Monday, January 4, 2016

El hacedor de sueños

Un pequeño duendecillo o una extraño artilugio...que historia tendrá detrás?

Tres niños correteando pasan por delante del taller de Simeón. Uno de ellos se detiene a contemplar el escaparate desde fuera. Todos los estantes estaban decorados a modo de describir un universo fantástico para todos los jueguetes allí expuestos, figuras perfectamente talladas en madera de pino y coloreadas a mano: Un par de hadas verdes y orejas puntiagudas suspendida con un cordel en el techo cerca de lo que representaba un roble, dando vueltas como si tuviera vida propia; más a la derecha una casita de madera con una figura de un campesino hablando con un duendecillo enano sentado encima de una roca; en las ramas de los árboles tallados se podían apreciar figurinas de pájaros y minúsculas mariposas; y debajo, un centauro y su pareja bailaban cerca de un lago mientras un sátiro les tocaba una canción con su flauta (hasta se podían apreciar notas musicales talladas cerca de la flauta, ¡qué nivel de detalle!). Y escondido tras un árbol, un pequeño goblin que probablemente planeaba alguna travesura. ¡Qué gracioso!
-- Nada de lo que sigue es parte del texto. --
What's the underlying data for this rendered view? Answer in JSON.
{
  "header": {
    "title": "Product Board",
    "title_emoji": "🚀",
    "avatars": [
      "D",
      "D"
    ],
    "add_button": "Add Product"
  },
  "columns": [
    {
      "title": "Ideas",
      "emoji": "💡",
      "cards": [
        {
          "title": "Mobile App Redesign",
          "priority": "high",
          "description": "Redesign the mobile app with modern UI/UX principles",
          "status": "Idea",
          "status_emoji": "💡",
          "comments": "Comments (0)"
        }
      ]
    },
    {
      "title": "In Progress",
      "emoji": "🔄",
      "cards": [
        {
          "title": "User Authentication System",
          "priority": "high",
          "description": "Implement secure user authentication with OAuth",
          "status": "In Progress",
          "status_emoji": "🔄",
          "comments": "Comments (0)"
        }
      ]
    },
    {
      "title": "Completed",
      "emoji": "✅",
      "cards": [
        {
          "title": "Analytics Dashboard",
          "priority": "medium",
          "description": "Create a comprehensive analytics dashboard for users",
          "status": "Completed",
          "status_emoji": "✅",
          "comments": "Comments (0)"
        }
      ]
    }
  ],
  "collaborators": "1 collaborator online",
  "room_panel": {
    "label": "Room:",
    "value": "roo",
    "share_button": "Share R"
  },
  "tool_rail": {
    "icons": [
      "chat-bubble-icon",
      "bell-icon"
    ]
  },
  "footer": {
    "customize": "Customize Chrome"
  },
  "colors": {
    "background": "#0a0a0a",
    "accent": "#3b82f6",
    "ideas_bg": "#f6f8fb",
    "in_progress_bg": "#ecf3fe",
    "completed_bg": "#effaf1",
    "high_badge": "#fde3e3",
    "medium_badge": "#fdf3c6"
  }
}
La madre de uno de los chavales le contó que en el pueblo había una carpintería en el que los objetos inanimados tomaban vida. ¿Se referiría su madre al taller de Simeón?

En una esquina, había una figura que les llamó especialmente la atención: era un portavelas con forma de duendecillo. Estaba fumando una especie de pipa y estaba sentado sobre... ¿lo que parecía una casa? Era muy curioso.

En ese momento salió de la tienda Simeón con la escoba para barrer la entrada. Vió a los niños contemplando el escaparate y, con una sonrisa, se acercó a ellos "¿os gustan? Todas ellas las he tallado y pintado yo. Desde bien pequeño que soñé en vivir en un mundo fantástico llenos de criaturas místicas, en pleno contacto con la naturaleza, donde todos los seres interactúan los unos con los otros en perfecta armonía. Le preguntaba a mi padre una y otra vez como llegar a los mundos que describían los libros que leía. No existían, decía, que dejara de perder el tiempo. Pues mira por donde, sí existe ese mundo, decidí crearlo yo mismo. Este taller, este mundo que he creado, es el mayor de mis orgullos, y todas las criaturas a las que he dado vida les he enseñado el valor que tiene ver mundo. Y por ello nada me hace más feliz cuando algún niño como vosotros se lleva alguno a vivir experiencias nuevas."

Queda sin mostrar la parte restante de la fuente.